Movies

I’m a Mac, and I Was in E.T.

Justin Long and Drew Barrymore in Going the Distance.

Going the Distance

Going the Distance (Paramount) is a pleasant, floppy romantic comedy that’s hard to hate—the lead couple, played by Justin Long and Drew Barrymore, are too game and appealing to inspire much snark—but also hard to love. There’s just not quite enough to the movie: not enough jokes, not enough obstacles, not enough sex. (Though there’s plenty of talk about sex. Perhaps in an attempt to break down the wall between Apatow man-comedy and gooey chick flicks, the script by Geoff LaTulippe keeps up a steady flow of profanity.) Still, I’ll give Going the Distance a pleasant, floppy stamp of approval. At least, unlike many recent romantic comedies (do I really have to name them? The Ugly Truth, All About Steve, The Proposal, et boring cetera), this film doesn’t center around two mean, shallow jerks who communicate only in some sort of rigidly gendered mating code.

Journalism student Erin (Barrymore) and record-label flack Garrett (Long) meet under realistically un-cute circumstances: At the end of a lousy day (he got dumped by his girlfriend; she realized her internship at a New York newspaper was leading nowhere), they go out, get hammered at a bar, and wind up at Garrett’s place smoking pot and having sex. I liked that the movie presents these characters’ fondness for partying not as wild debauchery but as matter-of-fact part of a certain young-adult lifestyle. Garrett and Erin aren’t pie-eyed kids; they’re in their early 30s, old enough to have lived through painful past relationships and to chafe at the limitations of their less-than-fulfilling jobs. So even when they have a six-week affair that’s so romantic it’s scored to the Cure’s “Just Like Heaven,” they don’t necessarily assume they’ll stay together when Erin’s internship ends and she returns to her hometown of San Francisco.

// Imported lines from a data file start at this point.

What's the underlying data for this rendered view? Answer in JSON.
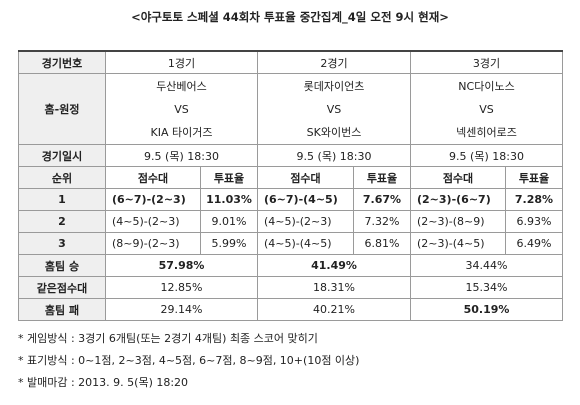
{
  "title": "<야구토토 스페셜 44회차 투표율 중간집계_4일 오전 9시 현재>",
  "table": {
    "header": [
      "경기번호",
      "1경기",
      "2경기",
      "3경기"
    ],
    "home_away": {
      "label": "홈-원정",
      "games": [
        [
          "두산베어스",
          "VS",
          "KIA 타이거즈"
        ],
        [
          "롯데자이언츠",
          "VS",
          "SK와이번스"
        ],
        [
          "NC다이노스",
          "VS",
          "넥센히어로즈"
        ]
      ]
    },
    "date": {
      "label": "경기일시",
      "values": [
        "9.5 (목) 18:30",
        "9.5 (목) 18:30",
        "9.5 (목) 18:30"
      ]
    },
    "rank_header": [
      "순위",
      "점수대",
      "투표율",
      "점수대",
      "투표율",
      "점수대",
      "투표율"
    ],
    "rank_rows": [
      [
        "1",
        "(6~7)-(2~3)",
        "11.03%",
        "(6~7)-(4~5)",
        "7.67%",
        "(2~3)-(6~7)",
        "7.28%"
      ],
      [
        "2",
        "(4~5)-(2~3)",
        "9.01%",
        "(4~5)-(2~3)",
        "7.32%",
        "(2~3)-(8~9)",
        "6.93%"
      ],
      [
        "3",
        "(8~9)-(2~3)",
        "5.99%",
        "(4~5)-(4~5)",
        "6.81%",
        "(2~3)-(4~5)",
        "6.49%"
      ]
    ],
    "outcomes": [
      [
        "홈팀 승",
        "57.98%",
        "41.49%",
        "34.44%"
      ],
      [
        "같은점수대",
        "12.85%",
        "18.31%",
        "15.34%"
      ],
      [
        "홈팀 패",
        "29.14%",
        "40.21%",
        "50.19%"
      ]
    ]
  },
  "notes": [
    "* 게임방식 : 3경기 6개팀(또는 2경기 4개팀) 최종 스코어 맞히기",
    "* 표기방식 : 0~1점, 2~3점, 4~5점, 6~7점, 8~9점, 10+(10점 이상)",
    "* 발매마감 : 2013. 9. 5(목) 18:20"
  ]
}
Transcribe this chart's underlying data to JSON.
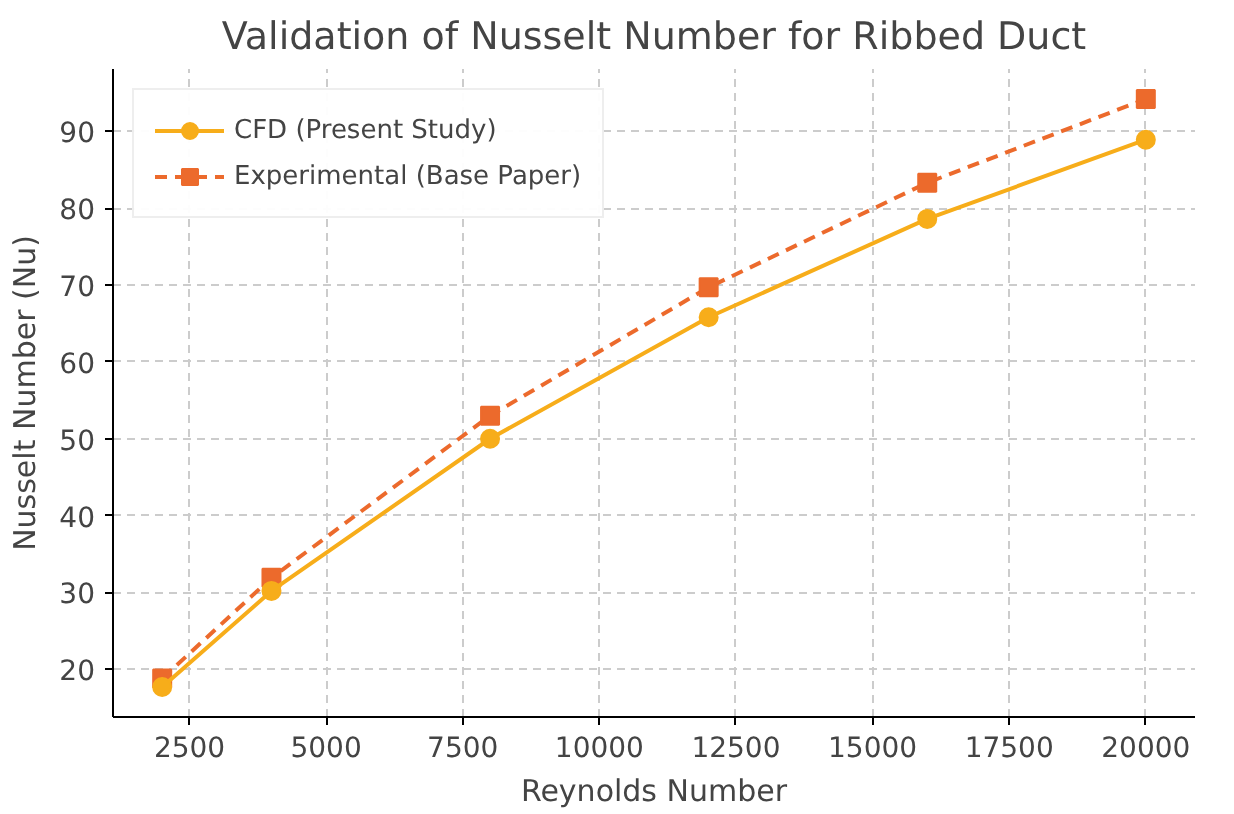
{
  "chart_data": {
    "type": "line",
    "title": "Validation of Nusselt Number for Ribbed Duct",
    "xlabel": "Reynolds Number",
    "ylabel": "Nusselt Number (Nu)",
    "x": [
      2000,
      4000,
      8000,
      12000,
      16000,
      20000
    ],
    "series": [
      {
        "name": "CFD (Present Study)",
        "color": "#f7ad1a",
        "values": [
          17.7,
          30.2,
          50,
          65.8,
          78.6,
          88.9
        ],
        "marker": "circle",
        "line_style": "solid"
      },
      {
        "name": "Experimental (Base Paper)",
        "color": "#ec6a2c",
        "values": [
          18.8,
          31.9,
          53,
          69.7,
          83.3,
          94.2
        ],
        "marker": "square",
        "line_style": "dashed"
      }
    ],
    "xlim": [
      1100,
      20900
    ],
    "ylim": [
      13.8,
      98.1
    ],
    "xticks": [
      2500,
      5000,
      7500,
      10000,
      12500,
      15000,
      17500,
      20000
    ],
    "yticks": [
      20,
      30,
      40,
      50,
      60,
      70,
      80,
      90
    ],
    "grid": true,
    "legend": "top left"
  }
}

But as Erin’s about to board her plane home, Garrett sprints after her (romantic comedy screenwriters, please post this near your keyboards: No more running through airports until the year 2050) and proposes a long-distance arrangement. They’ll text, Skype, attempt awkward phone sex, and visit each other a few times a year.

Going the Distance will no doubt get razzed for having such low-stakes conflict. Being bummed that plane tickets are prohibitively expensive at Christmastime is hardly the stuff of high romantic drama. But the fact is, most of our lives are made up of just such small disappointments. I appreciated this movie’s psychological minimalism: It asks us to care about the quotidian details of Erin and Garrett’s struggle to stay close, rather than contriving to place them in broad comic predicaments (though there’s at least one of those too, when they’re discovered in flagrante delicto on a dinner table). When the story’s energy does flag, Barrymore provides the juice to recharge it. She’s such a warm, earthy presence on-screen, with a loud cackling laugh that sounds genuinely amused. And she gets to crack a few good jokes of her own, a development that’s depressingly rare in a genre that often expects women to be wide-eyed foils or humorless ninnies.

Justin Long doesn’t quite have Barrymore’s firepower, but he’s carved out a niche for himself as the goofy nice-guy boyfriend who’ll do anything for love (cf. Drag Me to Hell). The supporting players are used less well. The always-funny Christina Applegate doesn’t get enough to do as Erin’s tightly wound, germ-phobic sister, and Jason Sudeikis and Charlie Day, as Garrett’s eccentric drinking buddies, seem thrown in as concessions to Apatow bro-comedy.

Nanette Burstein, whose previous films have been well-regarded documentaries ( American Teen, The Kid Stays in the Picture), doesn’t direct with the surest hand—at times, her camera performs distracting tricks unrelated to the material. But she knows how to let things happen between actors. Unlike the majority of wisecracking but dead-eyed rom-com couples, Barrymore and Long seem to take real joy in each other’s company. I’ll take that as an excuse to cling to the hope that romantic comedy, that poor, maligned, once-glorious filmic genre, may someday rise again.